Abstract

"Woolf's Feminine Spaces and the New Woman in To the Lighthouse: The Cases of Mrs. Ramsay and Lily Briscoe": Virginia Woolf's To the Lighthouse is distinguished by the spaces in it, starting with a family summer house and culminating in the eponymous lighthouse. Yet those spaces are more than settings: each contributes a layer of meaning to the novel's plot. In mapping those meanings onto the plot, readers can see how the various spaces, particularly in the Ramsays' vacation home, help dramatize the ways in which gender roles and expectations are formed and reinforced in the characters of Mrs. Ramsay and Lily Briscoe. In fact, as I will argue, Woolf constructs a novel that shows in its use of particularly charged spaces more than it explains. Mrs.

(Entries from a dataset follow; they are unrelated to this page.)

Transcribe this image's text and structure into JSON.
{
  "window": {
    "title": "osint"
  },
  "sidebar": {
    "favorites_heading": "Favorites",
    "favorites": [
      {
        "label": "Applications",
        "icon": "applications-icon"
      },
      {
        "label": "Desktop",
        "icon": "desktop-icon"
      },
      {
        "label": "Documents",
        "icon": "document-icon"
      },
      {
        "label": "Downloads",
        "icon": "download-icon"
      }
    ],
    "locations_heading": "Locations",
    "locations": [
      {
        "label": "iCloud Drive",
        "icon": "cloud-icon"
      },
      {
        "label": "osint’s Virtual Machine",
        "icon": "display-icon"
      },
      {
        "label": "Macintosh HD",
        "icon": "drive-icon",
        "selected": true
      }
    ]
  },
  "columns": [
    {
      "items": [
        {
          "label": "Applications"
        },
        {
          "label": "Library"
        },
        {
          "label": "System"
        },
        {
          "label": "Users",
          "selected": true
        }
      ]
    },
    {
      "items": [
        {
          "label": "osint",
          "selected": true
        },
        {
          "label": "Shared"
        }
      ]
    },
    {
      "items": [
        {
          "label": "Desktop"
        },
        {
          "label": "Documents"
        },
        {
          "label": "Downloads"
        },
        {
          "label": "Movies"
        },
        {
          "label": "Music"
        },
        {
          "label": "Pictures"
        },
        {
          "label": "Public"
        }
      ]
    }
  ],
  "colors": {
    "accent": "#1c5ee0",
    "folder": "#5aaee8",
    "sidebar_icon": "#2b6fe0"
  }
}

Ramsay, the Victorian housewife, and Lily, the "New Woman," are made more complex to the reader when they perform their roles in spaces that are carefully constructed according to Victorian norms of behavior. By tracing their behaviors and thoughts, this paper shows that Mrs. Ramsay acts as though she is the Angel in the House; her thoughts, however, frame her as a potential New Woman. In contrast, Lily, the aspiring artist, represents the New Woman, but actually does not become one until later in the novel, after her relationships to these spaces mature.